A state historical marker approved by the Virginia Department of Historic Resources (DHR) will be unveiled this weekend for the Old Folks Home, a facility in Essex County that offered care and boarding for poor, elderly Black people in the early 1900s.
The dedication ceremony for the marker is set for noon Saturday, March 29, at the marker’s location across U.S. Route 17 from 28882 Tidewater Trail, Dunnsville. Limited roadside parking will be available at the dedication site. Guests may also find parking at Angel Visit Baptist Church at 29566 Tidewater Trail, which is less than a mile away from the dedication site. Free shuttle service is available from the church to the site beginning at 11 a.m. This event is free and open to the public.
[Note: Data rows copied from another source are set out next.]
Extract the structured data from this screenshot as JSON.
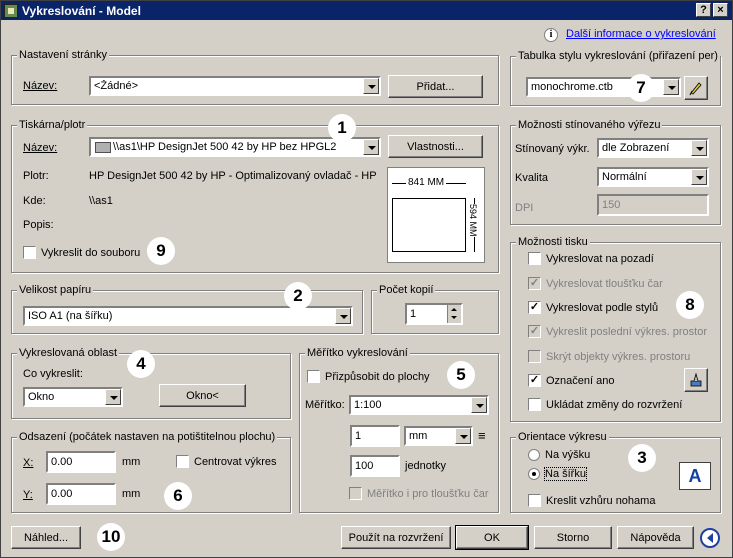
{
  "window": {
    "title": "Vykreslování - Model",
    "help_btn": "?",
    "close_btn": "×"
  },
  "info_link": "Další informace o vykreslování",
  "page_setup": {
    "legend": "Nastavení stránky",
    "name_label": "Název:",
    "name_value": "<Žádné>",
    "add_button": "Přidat..."
  },
  "printer": {
    "legend": "Tiskárna/plotr",
    "name_label": "Název:",
    "name_value": "\\\\as1\\HP DesignJet 500 42 by HP bez HPGL2",
    "properties_button": "Vlastnosti...",
    "plotter_label": "Plotr:",
    "plotter_value": "HP DesignJet 500 42 by HP - Optimalizovaný ovladač - HP",
    "where_label": "Kde:",
    "where_value": "\\\\as1",
    "desc_label": "Popis:",
    "plot_to_file": "Vykreslit do souboru",
    "preview_width": "841 MM",
    "preview_height": "594 MM"
  },
  "paper_size": {
    "legend": "Velikost papíru",
    "value": "ISO A1  (na šířku)"
  },
  "copies": {
    "legend": "Počet kopií",
    "value": "1"
  },
  "plot_area": {
    "legend": "Vykreslovaná oblast",
    "what_label": "Co vykreslit:",
    "what_value": "Okno",
    "window_button": "Okno<"
  },
  "scale": {
    "legend": "Měřítko vykreslování",
    "fit": "Přizpůsobit do plochy",
    "scale_label": "Měřítko:",
    "scale_value": "1:100",
    "num1": "1",
    "unit": "mm",
    "equals": "≡",
    "num2": "100",
    "unit2": "jednotky",
    "scale_lineweights": "Měřítko i pro tloušťku čar"
  },
  "offset": {
    "legend": "Odsazení (počátek nastaven na potištitelnou plochu)",
    "x_label": "X:",
    "x_value": "0.00",
    "x_unit": "mm",
    "y_label": "Y:",
    "y_value": "0.00",
    "y_unit": "mm",
    "center": "Centrovat výkres"
  },
  "style_table": {
    "legend": "Tabulka stylu vykreslování (přiřazení per)",
    "value": "monochrome.ctb"
  },
  "shaded": {
    "legend": "Možnosti stínovaného výřezu",
    "shade_label": "Stínovaný výkr.",
    "shade_value": "dle Zobrazení",
    "quality_label": "Kvalita",
    "quality_value": "Normální",
    "dpi_label": "DPI",
    "dpi_value": "150"
  },
  "options": {
    "legend": "Možnosti tisku",
    "items": [
      {
        "label": "Vykreslovat na pozadí",
        "checked": "",
        "disabled": false
      },
      {
        "label": "Vykreslovat tloušťku čar",
        "checked": "✓",
        "disabled": true
      },
      {
        "label": "Vykreslovat podle stylů",
        "checked": "✓",
        "disabled": false
      },
      {
        "label": "Vykreslit poslední výkres. prostor",
        "checked": "✓",
        "disabled": true
      },
      {
        "label": "Skrýt objekty výkres. prostoru",
        "checked": "",
        "disabled": true
      },
      {
        "label": "Označení ano",
        "checked": "✓",
        "disabled": false
      },
      {
        "label": "Ukládat změny do rozvržení",
        "checked": "",
        "disabled": false
      }
    ]
  },
  "orientation": {
    "legend": "Orientace výkresu",
    "portrait": "Na výšku",
    "landscape": "Na šířku",
    "upside_down": "Kreslit vzhůru nohama",
    "icon_letter": "A"
  },
  "buttons": {
    "preview": "Náhled...",
    "apply": "Použít na rozvržení",
    "ok": "OK",
    "cancel": "Storno",
    "help": "Nápověda"
  },
  "callouts": [
    "1",
    "2",
    "3",
    "4",
    "5",
    "6",
    "7",
    "8",
    "9",
    "10"
  ]
}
What’s the Old Folks Home?
The Woman’s Baptist District Missionary Convention opened The Old Folks Home in Essex County circa 1909 to provide care for impoverished elderly Black people, some of whom had been enslaved and did not know their families. The home was supervised by a live-in matron and an all-woman trustee board. It offered its residents life essentials as well as end-of-life arrangements. Funded by churches, individual donors, and timber sales, the home operated for approximately 30 years, through the late 1930s. It exemplified a nationwide social reform that began in the late 1800s in which charitable groups, often led by women, established residences for the indigent elderly as alternatives to public almshouses. During its years of operation, The Old Folks Home — like other residences for senior Black people — experienced the effects of racism and poverty.
The seven founding trustees and six women who later became trustees of the Old Folks Home will be recognized at the dedication.